Hygiene should not be ignored. Larger campsites will have ablution blocks, if camping wild you can use a portable shower hung off a tree and filled with hot water. Do not let wastewater drain into water sources.

Chemical toilets are available for camping but they can take up space. The conventional method is known as the “cat-latrine”.Dig a hole and put a toilet seat on a stand over it. Campers should throw a layer of sand into the hole after each use, toilet paper should be burnt before that. Once the campsite is vacated the hole can be filled in.

A useful “occupied” sign is to place a spade and toilet roll near the site. If it is not there the toilet is occupied.

Modern tents are lightweight, robust and easy to erect. Better designs include integrated groundsheets, mosquito nets, windows and a front awning.
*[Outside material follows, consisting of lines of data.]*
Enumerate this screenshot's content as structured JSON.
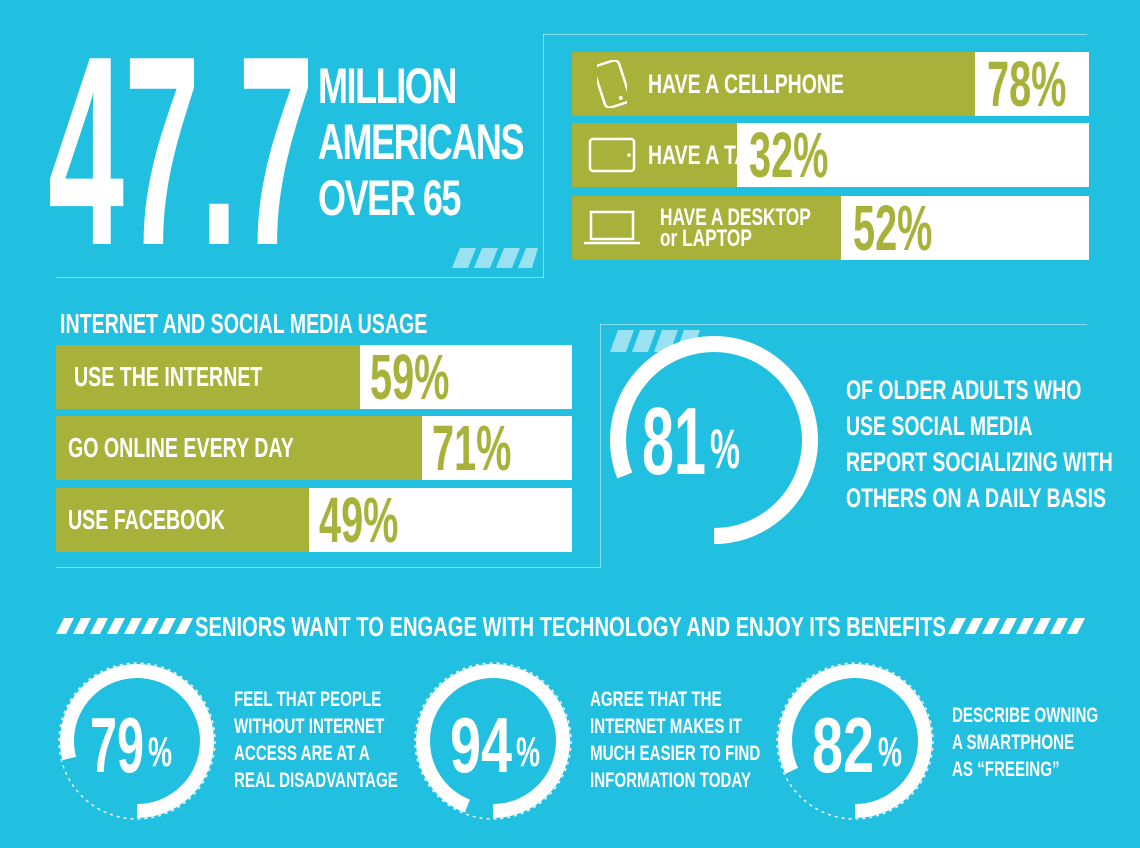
{
  "hero": {
    "number": "47.7",
    "lines": [
      "MILLION",
      "AMERICANS",
      "OVER 65"
    ]
  },
  "devices": [
    {
      "label": "HAVE A CELLPHONE",
      "value": 78,
      "display": "78%",
      "icon": "cellphone-icon"
    },
    {
      "label": "HAVE A TABLET",
      "value": 32,
      "display": "32%",
      "icon": "tablet-icon"
    },
    {
      "label_line1": "HAVE A DESKTOP",
      "label_line2": "or LAPTOP",
      "value": 52,
      "display": "52%",
      "icon": "laptop-icon"
    }
  ],
  "internet": {
    "title": "INTERNET AND SOCIAL MEDIA USAGE",
    "items": [
      {
        "label": "USE THE INTERNET",
        "value": 59,
        "display": "59%"
      },
      {
        "label": "GO ONLINE EVERY DAY",
        "value": 71,
        "display": "71%"
      },
      {
        "label": "USE FACEBOOK",
        "value": 49,
        "display": "49%"
      }
    ]
  },
  "social_stat": {
    "value": 81,
    "number": "81",
    "percent_sign": "%",
    "lines": [
      "OF OLDER ADULTS WHO",
      "USE SOCIAL MEDIA",
      "REPORT SOCIALIZING WITH",
      "OTHERS ON A DAILY BASIS"
    ]
  },
  "benefits": {
    "heading": "SENIORS WANT TO ENGAGE WITH TECHNOLOGY AND ENJOY ITS BENEFITS",
    "items": [
      {
        "value": 79,
        "number": "79",
        "percent_sign": "%",
        "lines": [
          "FEEL THAT PEOPLE",
          "WITHOUT INTERNET",
          "ACCESS ARE AT A",
          "REAL DISADVANTAGE"
        ]
      },
      {
        "value": 94,
        "number": "94",
        "percent_sign": "%",
        "lines": [
          "AGREE THAT THE",
          "INTERNET MAKES IT",
          "MUCH EASIER TO FIND",
          "INFORMATION TODAY"
        ]
      },
      {
        "value": 82,
        "number": "82",
        "percent_sign": "%",
        "lines": [
          "DESCRIBE OWNING",
          "A SMARTPHONE",
          "AS “FREEING”"
        ]
      }
    ]
  },
  "colors": {
    "background": "#21bfe0",
    "olive": "#a8b23a",
    "white": "#ffffff"
  },
  "chart_data": [
    {
      "type": "bar",
      "categories": [
        "HAVE A CELLPHONE",
        "HAVE A TABLET",
        "HAVE A DESKTOP or LAPTOP"
      ],
      "values": [
        78,
        32,
        52
      ],
      "ylim": [
        0,
        100
      ]
    },
    {
      "type": "bar",
      "title": "INTERNET AND SOCIAL MEDIA USAGE",
      "categories": [
        "USE THE INTERNET",
        "GO ONLINE EVERY DAY",
        "USE FACEBOOK"
      ],
      "values": [
        59,
        71,
        49
      ],
      "ylim": [
        0,
        100
      ]
    },
    {
      "type": "pie",
      "values": [
        81,
        79,
        94,
        82
      ]
    }
  ]
}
Look to a reputable supplier for advice and ensure that there will be ample space in the tent, storage pockets and places to hang things such as a light.

The tent should be:

  • Easy to pitch
  • Suitable size and weight
  • Fully waterproof
  • Breathable fabric with air vents
  • Sealed floors 
  • Good quality zips
  • Preferably light and reflective

Rooftop tents

Rooftop tents are designed to be fitted to the roof of your vehicle. They can also be fitted on top of a canopy, over the load box and on an off-road trailer. Take care not to exceed the manufacturer’s specification i.r.othe load-bearing capacity of the roof. They offer convenience, safety and fast set-up time. Sleeping above ground is warmer and rooftop tents offer excellent protection against inclement weather.


This is extremely important as a bad night can spoil the experience. Although the prime function is to keep you warm people still find it difficult to choose a bag. Once again discuss the options as there are factors to be considered:

  • Temperature ratings ( comfort to extreme )
  • Weight
  • Filling ( Down vs. Synthetic )
  • Cleaning process ( machine wash vs. dry-cleaning )
  • Insulation when wet
  • Shape ( rectangular, semi-rectangular and hybrid) 

You can pair a bag with a liner as it keeps it cleaner. Add to this a stretcher and mattress or an air mattress. Foam pads are available but they are more suited to hiking.

The kitchen

You should have a kitchen set up that does not rely on you raiding your home kitchen, it should include:

  • Crockery and cutlery
  • A chopping board
  • A Knife set 
  • A washing set and basin/bucket
  • Gas bottles with a cooking ring and gas lantern
  • Pots and pans
  • Storage containers

And yes when they came back they were sold on the experience.